The next morning they had all agreed they would go down into the Monumental Valley and see the old ruins and the Roosevelt town site, now under the small lake called Roosevelt.
In the spring of 1910, a landslide had dammed up the valley and backed water up over the town. Ryan understood from what little reading he had done about the area, the mines were about played out at that point and the destruction of Roosevelt pretty much killed the entire area.
After that, this last major gold rush in the lower forty-eight states was forgotten to time.
After another amazing breakfast, all six of them climbed into Duster’s large SUV Cadillac, leaving the camp up. They planned on returning before dark for dinner.
Bonnie and Duster were in the front, Madison and Dawn in the second seat, and Ryan and April in the very back seats.
Even from the back, he and April still had great views. And he really, really liked being so close to her.
“This is going to be interesting to see all this,” Madison said as they started down the steep road.
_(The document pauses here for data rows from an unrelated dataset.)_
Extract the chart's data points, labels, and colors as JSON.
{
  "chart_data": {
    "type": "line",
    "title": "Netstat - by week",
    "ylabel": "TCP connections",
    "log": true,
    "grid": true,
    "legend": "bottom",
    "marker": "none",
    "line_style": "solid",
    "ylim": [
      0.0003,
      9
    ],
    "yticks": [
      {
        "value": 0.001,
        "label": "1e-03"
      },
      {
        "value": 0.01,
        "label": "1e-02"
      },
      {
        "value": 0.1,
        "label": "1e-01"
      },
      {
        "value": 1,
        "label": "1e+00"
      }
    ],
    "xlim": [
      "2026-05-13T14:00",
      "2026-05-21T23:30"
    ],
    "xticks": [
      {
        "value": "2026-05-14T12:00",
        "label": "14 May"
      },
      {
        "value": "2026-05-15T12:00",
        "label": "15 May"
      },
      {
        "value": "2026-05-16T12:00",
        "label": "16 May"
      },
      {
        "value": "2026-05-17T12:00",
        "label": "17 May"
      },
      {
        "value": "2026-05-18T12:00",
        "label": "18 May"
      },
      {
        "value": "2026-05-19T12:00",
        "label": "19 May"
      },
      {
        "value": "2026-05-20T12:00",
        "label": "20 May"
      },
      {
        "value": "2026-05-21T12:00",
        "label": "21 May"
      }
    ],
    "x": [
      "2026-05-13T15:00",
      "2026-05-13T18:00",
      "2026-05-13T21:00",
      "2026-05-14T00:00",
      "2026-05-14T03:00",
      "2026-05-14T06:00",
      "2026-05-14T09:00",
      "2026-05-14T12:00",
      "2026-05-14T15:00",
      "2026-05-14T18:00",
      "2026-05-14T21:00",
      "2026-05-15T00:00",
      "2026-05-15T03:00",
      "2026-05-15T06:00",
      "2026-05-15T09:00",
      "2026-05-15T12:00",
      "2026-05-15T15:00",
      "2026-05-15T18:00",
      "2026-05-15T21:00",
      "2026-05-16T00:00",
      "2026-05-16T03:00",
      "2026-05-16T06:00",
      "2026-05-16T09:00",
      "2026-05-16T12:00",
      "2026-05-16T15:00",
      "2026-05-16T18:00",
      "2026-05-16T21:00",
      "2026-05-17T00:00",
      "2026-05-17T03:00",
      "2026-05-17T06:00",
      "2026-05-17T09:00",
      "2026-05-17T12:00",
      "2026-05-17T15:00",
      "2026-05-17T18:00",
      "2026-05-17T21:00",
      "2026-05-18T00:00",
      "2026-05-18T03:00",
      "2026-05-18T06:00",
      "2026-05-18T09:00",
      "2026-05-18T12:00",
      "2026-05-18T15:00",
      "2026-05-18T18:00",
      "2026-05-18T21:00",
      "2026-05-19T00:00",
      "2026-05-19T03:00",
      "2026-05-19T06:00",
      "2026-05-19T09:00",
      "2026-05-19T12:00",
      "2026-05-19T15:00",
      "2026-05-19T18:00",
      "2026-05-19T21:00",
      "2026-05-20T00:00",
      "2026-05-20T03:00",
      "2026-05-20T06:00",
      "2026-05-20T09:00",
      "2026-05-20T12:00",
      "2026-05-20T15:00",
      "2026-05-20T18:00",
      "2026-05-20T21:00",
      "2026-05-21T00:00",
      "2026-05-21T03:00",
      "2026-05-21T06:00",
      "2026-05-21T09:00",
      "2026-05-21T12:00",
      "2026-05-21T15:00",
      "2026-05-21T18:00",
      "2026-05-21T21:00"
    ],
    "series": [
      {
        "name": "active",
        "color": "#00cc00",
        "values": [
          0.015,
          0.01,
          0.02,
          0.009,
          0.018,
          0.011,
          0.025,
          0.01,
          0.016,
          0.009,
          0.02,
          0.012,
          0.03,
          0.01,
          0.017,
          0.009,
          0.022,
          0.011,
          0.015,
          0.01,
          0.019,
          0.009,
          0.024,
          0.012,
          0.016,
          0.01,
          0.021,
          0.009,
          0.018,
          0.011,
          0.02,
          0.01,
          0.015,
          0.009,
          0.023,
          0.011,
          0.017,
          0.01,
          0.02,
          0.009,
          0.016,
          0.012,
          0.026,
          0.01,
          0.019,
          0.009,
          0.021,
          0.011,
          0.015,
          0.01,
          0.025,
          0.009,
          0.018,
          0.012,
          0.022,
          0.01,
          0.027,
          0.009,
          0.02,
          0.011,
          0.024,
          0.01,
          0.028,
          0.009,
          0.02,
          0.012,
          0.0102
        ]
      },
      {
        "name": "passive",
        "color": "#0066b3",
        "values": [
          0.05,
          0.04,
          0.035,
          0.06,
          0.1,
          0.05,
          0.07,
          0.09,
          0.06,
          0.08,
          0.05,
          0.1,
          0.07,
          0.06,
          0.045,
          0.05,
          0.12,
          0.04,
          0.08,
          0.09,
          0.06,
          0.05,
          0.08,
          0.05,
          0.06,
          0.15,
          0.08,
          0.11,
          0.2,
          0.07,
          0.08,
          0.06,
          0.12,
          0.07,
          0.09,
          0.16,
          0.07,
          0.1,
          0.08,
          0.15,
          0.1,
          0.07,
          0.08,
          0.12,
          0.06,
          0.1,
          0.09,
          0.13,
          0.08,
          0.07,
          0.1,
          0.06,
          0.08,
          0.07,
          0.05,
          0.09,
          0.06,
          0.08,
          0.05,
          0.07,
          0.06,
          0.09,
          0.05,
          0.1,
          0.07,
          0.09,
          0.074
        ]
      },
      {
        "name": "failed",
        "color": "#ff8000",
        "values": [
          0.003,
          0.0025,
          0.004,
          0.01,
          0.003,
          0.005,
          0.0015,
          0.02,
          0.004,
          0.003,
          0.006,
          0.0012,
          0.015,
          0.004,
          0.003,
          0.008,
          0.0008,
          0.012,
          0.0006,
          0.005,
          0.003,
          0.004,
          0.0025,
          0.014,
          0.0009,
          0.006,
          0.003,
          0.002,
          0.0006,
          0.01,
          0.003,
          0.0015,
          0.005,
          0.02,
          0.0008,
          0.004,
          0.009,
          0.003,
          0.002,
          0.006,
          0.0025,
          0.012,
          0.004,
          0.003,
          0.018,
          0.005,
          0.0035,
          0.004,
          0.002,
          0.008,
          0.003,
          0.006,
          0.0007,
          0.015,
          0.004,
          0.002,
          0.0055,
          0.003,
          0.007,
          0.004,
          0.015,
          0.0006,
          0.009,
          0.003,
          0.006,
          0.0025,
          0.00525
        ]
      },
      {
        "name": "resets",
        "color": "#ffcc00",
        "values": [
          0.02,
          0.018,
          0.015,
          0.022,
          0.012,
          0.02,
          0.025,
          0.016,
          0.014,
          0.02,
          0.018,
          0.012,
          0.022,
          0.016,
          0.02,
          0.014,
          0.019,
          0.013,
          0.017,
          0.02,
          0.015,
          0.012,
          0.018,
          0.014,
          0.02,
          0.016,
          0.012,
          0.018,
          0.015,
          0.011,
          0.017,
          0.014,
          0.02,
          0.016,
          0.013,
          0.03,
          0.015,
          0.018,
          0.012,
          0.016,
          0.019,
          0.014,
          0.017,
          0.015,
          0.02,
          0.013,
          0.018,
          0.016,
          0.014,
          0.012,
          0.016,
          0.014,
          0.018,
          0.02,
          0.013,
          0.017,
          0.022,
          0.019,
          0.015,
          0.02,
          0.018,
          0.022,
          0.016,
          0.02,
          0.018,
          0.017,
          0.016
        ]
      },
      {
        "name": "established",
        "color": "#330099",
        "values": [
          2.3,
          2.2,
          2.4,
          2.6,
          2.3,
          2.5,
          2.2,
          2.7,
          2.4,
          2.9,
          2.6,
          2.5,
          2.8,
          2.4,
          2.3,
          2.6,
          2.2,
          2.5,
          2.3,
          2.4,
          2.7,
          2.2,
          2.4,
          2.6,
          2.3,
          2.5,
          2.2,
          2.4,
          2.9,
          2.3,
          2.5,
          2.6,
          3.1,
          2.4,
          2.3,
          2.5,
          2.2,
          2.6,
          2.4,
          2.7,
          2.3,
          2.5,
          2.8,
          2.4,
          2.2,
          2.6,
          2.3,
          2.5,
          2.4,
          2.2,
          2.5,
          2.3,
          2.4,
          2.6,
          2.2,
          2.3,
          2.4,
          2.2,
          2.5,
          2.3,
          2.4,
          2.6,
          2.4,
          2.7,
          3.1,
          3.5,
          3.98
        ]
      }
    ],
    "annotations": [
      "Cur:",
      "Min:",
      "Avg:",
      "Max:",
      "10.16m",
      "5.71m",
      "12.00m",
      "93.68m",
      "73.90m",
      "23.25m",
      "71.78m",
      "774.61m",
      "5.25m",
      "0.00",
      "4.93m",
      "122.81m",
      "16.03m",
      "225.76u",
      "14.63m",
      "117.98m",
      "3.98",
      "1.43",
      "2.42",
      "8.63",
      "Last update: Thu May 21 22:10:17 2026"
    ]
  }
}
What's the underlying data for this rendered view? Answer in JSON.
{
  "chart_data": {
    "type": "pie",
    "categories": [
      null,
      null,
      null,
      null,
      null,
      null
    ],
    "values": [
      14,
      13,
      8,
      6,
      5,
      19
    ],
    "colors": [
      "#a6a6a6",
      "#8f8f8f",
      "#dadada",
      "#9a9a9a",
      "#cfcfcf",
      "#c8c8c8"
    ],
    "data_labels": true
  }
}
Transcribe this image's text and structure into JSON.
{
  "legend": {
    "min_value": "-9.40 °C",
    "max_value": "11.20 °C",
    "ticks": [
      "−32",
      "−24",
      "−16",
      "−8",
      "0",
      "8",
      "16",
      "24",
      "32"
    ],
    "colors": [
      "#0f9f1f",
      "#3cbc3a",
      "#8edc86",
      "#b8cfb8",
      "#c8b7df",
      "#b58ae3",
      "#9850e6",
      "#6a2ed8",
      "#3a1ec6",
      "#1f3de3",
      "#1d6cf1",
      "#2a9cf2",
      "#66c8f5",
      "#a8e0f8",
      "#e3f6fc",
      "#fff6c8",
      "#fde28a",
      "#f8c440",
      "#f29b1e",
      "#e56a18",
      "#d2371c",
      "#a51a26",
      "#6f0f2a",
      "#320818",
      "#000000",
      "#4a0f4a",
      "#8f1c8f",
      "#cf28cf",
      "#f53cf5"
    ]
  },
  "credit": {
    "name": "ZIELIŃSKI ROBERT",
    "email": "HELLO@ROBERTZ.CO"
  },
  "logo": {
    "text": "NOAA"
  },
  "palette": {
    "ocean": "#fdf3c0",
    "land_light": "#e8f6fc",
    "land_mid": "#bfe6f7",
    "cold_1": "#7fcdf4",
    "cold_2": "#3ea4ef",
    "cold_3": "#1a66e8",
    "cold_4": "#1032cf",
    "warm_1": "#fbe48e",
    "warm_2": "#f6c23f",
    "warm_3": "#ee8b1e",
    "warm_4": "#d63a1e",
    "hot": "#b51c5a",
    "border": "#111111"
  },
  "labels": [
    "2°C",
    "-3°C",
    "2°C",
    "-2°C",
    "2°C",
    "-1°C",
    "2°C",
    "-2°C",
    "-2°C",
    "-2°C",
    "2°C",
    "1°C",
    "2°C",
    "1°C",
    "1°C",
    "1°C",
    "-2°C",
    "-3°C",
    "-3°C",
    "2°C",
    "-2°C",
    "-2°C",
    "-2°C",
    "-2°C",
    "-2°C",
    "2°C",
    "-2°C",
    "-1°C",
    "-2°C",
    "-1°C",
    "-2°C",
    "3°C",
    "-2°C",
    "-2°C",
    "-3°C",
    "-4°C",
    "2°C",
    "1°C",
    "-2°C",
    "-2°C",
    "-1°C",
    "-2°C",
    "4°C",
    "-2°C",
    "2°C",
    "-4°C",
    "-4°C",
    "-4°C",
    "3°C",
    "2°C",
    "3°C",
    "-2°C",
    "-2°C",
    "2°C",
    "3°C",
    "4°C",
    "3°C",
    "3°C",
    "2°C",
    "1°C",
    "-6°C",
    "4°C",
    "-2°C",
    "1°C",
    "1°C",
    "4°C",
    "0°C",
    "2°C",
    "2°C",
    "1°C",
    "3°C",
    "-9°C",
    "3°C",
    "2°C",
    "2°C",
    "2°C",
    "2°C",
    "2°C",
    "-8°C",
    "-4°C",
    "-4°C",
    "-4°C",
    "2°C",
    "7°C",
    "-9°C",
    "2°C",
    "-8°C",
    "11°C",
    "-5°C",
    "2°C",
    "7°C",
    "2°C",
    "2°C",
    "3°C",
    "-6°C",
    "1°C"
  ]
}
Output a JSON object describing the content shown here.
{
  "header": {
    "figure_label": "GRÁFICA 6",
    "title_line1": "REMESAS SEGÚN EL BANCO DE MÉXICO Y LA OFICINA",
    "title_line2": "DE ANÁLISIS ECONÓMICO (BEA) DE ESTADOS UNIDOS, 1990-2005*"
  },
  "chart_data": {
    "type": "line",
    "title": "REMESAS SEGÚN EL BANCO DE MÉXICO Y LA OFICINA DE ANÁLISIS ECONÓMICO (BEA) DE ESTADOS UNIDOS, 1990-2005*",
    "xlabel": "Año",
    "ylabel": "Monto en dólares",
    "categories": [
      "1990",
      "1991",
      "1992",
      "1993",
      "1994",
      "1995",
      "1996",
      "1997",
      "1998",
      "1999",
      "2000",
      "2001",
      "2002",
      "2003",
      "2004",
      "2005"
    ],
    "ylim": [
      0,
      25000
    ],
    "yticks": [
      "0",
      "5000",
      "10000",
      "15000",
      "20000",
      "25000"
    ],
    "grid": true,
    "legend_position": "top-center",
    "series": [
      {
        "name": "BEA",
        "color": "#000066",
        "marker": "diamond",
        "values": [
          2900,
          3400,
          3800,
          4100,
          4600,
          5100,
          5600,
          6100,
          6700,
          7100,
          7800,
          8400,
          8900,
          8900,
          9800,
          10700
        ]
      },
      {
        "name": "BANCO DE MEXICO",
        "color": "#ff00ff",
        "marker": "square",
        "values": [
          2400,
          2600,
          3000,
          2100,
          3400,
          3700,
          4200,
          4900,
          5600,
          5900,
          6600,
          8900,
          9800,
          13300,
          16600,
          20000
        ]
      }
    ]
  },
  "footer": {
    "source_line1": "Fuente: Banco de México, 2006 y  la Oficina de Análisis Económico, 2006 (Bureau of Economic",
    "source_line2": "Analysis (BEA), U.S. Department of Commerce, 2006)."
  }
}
Duster was taking it very slowly, since the road was not much wider than the big SUV and there was a thousand-foot-drop on the driver side.
“It will be,” Bonnie said, nodding, clearly not happy with the road.
“Haven’t you been into the lake before?” Ap
ril asked a half second before Ryan could.
“I’m the only one that has seen this valley in modern times,” Dawn said.
And she left it at that, which Ryan was glad she did.
It took Duster a harrowing twenty minutes to ease the big car about a mile in distance and about a thousand feet down the side of that mountain until they finally reached the valley floor.
Ryan was relieved, as was everyone in the car from what he could tell.
“We are solidly in the Frank Church Primitive Area now,” Duster said.
“I thought roads weren’t allowed in here,” Ryan said, “after the primitive area designation.”
“There are patented mining claims still working,” Duster said as he took the big car down and through a pretty good stream. “They are allowed to keep and maintain roads into their claims.”
That made sense to Ryan.
After another quarter mile, Duster pulled the car over along the edge of a meadow edged with remaining snowdrifts.
Everyone climbed out.
The intense silence of the big mountains towering over them on both sides stunned Ryan. Only the sound of the stream rushing over rocks on the other side of the small meadow broke the silence.
The sun had not climbed up in the sky enough to reach the valley floor. It had been sunny up on the ridge, but down in this deep valley, Ryan doubted if there was more than five or six hours of direct sun a day during the summer.
The air still had a pretty good bite to it, which also surprised him.
“That was some road,” April said, stretching as she looked at the road that cut through the side of the hill above them. “Not sure I want to go back up it.”
“You can always hike up the old trail,” Duster said. “But it might be wiped away by slides in places.”
He and Bonnie and Madison and Dawn had all moved over to the other side of the road and were studying the hillside there.
As Ryan and April moved toward them, he could see what they were looking at. Like a slice moving up through the rock-covered slopes, a trail cut steadily upward back toward the ridge where they were camped.